Bremen may suggest that forum selection clauses in adhesive contracts and/or in contracts where the parties did not have the particular controversy in mind when they made their agreement are unenforceable. 407 U.S. at 17, 92 S.Ct. 1907. At least, they may be factors to consider. There is no reasonable inference that the contract was not adhesive, nor that the parties had the legality or illegality of the contracts in mind when they were executed. Adhesive contracts are not "negotiated with care in selecting a forum."
(3) The Illinois state court referred to in the selection clause would have to deter mine the state law of Alabama without the ability to certify the question to the Supreme Court of Alabama.
Such a certification could be made by this court, or, since this court will certify its order pursuant to 28 U.S.C. § 1292(b), by the Eleventh Circuit Court of Appeals if it accepts an appeal.

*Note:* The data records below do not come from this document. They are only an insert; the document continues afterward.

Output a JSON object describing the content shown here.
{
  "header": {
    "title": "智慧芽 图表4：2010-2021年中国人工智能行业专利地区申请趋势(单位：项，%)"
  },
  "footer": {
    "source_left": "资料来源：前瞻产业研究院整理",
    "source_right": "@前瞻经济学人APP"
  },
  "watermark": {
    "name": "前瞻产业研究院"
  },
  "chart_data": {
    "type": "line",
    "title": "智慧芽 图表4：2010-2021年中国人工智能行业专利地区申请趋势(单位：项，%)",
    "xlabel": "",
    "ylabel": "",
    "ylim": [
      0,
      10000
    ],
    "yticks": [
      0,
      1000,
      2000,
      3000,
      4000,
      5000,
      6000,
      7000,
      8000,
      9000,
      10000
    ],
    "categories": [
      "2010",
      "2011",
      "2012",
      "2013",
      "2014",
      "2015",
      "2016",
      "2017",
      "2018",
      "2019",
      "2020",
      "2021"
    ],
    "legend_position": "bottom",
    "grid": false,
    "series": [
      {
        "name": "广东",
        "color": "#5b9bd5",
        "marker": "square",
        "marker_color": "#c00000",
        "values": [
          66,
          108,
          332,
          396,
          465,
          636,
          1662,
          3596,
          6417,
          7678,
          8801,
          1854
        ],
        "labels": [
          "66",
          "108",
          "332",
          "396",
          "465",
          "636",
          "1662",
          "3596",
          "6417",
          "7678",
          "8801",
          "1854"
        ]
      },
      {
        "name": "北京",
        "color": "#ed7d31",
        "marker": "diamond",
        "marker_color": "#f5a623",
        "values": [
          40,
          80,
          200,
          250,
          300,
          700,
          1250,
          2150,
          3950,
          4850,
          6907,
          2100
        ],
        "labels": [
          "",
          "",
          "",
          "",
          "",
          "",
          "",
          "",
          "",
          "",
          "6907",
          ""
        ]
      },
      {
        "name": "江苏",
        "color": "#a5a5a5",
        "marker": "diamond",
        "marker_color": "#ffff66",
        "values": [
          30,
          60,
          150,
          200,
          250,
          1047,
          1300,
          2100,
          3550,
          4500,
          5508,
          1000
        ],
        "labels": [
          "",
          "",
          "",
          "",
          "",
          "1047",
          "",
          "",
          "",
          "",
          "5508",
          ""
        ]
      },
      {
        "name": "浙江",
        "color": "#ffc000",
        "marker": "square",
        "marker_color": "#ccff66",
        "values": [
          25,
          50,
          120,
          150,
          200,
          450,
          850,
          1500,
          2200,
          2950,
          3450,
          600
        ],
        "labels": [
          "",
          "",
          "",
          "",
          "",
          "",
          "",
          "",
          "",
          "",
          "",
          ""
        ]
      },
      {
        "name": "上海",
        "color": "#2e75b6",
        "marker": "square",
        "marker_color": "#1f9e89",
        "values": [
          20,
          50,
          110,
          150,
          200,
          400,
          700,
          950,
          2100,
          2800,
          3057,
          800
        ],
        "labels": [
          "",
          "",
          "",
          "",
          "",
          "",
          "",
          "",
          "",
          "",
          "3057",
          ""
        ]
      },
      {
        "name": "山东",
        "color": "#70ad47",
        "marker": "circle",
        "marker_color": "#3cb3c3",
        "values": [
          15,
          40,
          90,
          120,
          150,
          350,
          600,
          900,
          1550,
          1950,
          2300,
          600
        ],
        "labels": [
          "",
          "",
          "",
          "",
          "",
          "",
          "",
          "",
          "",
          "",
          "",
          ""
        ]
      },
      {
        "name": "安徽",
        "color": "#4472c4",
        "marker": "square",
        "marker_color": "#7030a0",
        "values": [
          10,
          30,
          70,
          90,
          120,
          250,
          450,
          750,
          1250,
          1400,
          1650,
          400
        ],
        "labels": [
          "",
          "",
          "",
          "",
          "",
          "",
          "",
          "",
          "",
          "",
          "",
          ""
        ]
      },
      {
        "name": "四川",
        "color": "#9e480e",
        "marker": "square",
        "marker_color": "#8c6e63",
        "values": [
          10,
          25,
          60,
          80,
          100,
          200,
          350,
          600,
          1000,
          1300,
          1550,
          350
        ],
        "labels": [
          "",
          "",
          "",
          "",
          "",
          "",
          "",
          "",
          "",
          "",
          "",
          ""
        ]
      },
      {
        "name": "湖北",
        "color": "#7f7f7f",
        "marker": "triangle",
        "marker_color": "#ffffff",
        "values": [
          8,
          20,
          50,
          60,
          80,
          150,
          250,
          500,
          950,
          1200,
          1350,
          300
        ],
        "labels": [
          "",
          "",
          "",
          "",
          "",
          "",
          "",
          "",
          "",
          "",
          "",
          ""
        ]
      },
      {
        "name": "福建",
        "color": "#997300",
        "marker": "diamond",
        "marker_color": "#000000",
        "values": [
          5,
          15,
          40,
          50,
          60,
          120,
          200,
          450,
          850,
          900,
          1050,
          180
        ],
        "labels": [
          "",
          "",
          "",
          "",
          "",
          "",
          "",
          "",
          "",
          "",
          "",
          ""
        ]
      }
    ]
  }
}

(4) All the plaintiffs are, or have been, residents of Alabama and the agreements were consummated in Alabama. There may be a dispute as to whether the plaintiffs were represented by attorneys in connection with the execution of the agreements. The plaintiffs say that the lawyers only agreed, later, to comply with the payment provisions of the agreements. Bremen states, "But this was not simply a form contract with boilerplate language that Zapata [Appellee] had not power to alter." 407 U.S. at 13, n. 14, 92 S.Ct. 1907. "Zapata made numerous changes in the contract." 407 U.S. at 14, n. 16, 92 S.Ct. 1907. The subject agreements were not "freely negotiated." They are adhesive contracts as to which the parties did not likely contemplate that an Illinois court would be determining their validity under Alabama law.
(5) The issue with regard to whether the subject agreements are void is substantially, if not totally, a question of law based on substantially undisputed facts. The residence of witnesses referred to in P. S. Business Machines, Inc. is not significantly relevant here. Further, unlike in P. S. Business Machines, Inc., there is not evidence here that the agreements were negotiated by plaintiffs who are "experienced business professionals." The court further notes that P. S. is a § 1404(a) case.
(6) To the extent that the location of parties or witnesses is an issue, the court notes that this action has been filed as a putative class action involving Alabama residents. This could be particularly relevant if individual damages or other common and typical, but somewhat individually different, issues are raised.
(7) Defendants cite Muzumdar v. Well-ness International Network, Ltd., 438 F.3d 759 (7th Cir. 2006). While this case is somewhat persuasive, it is not controlling. Further, this court does not agree that a "federal cour[t] in [Alabama] would first have to determine whether the contracts were void before [it] could decide whether, based on the forum selection clauses, [it] should be considering the case at all." Id. at 762. The initial issue is whether the enforcement of the selection clause is unreasonable under the circumstances. This court does not have to determine if the agreements are void to determine that issue.
This case clearly involves the public policy of Alabama. It is not clear, however, whether the "public policy" concern of Bremen relates to the forum selection clause or to the substantive law applicable to the contract. See Bremen, 407 U.S. at 15, 92 S.Ct. 1907 where the Court says "A contractual choice-of-forum should be held unenforceable if enforcement would contravene a strong public policy of the forum in which suit is brought, whether declared by statute or by judicial decision. See, e.g., Boyd v. Grand Trunk W.R. Co., 338 U.S. 263, 70 S.Ct. 26, 94 L.Ed. 55 (1949)."
This case is appropriate for certification under 28 U.S.C. § 1292(b) and the court will express that opinion in a contemporaneous order.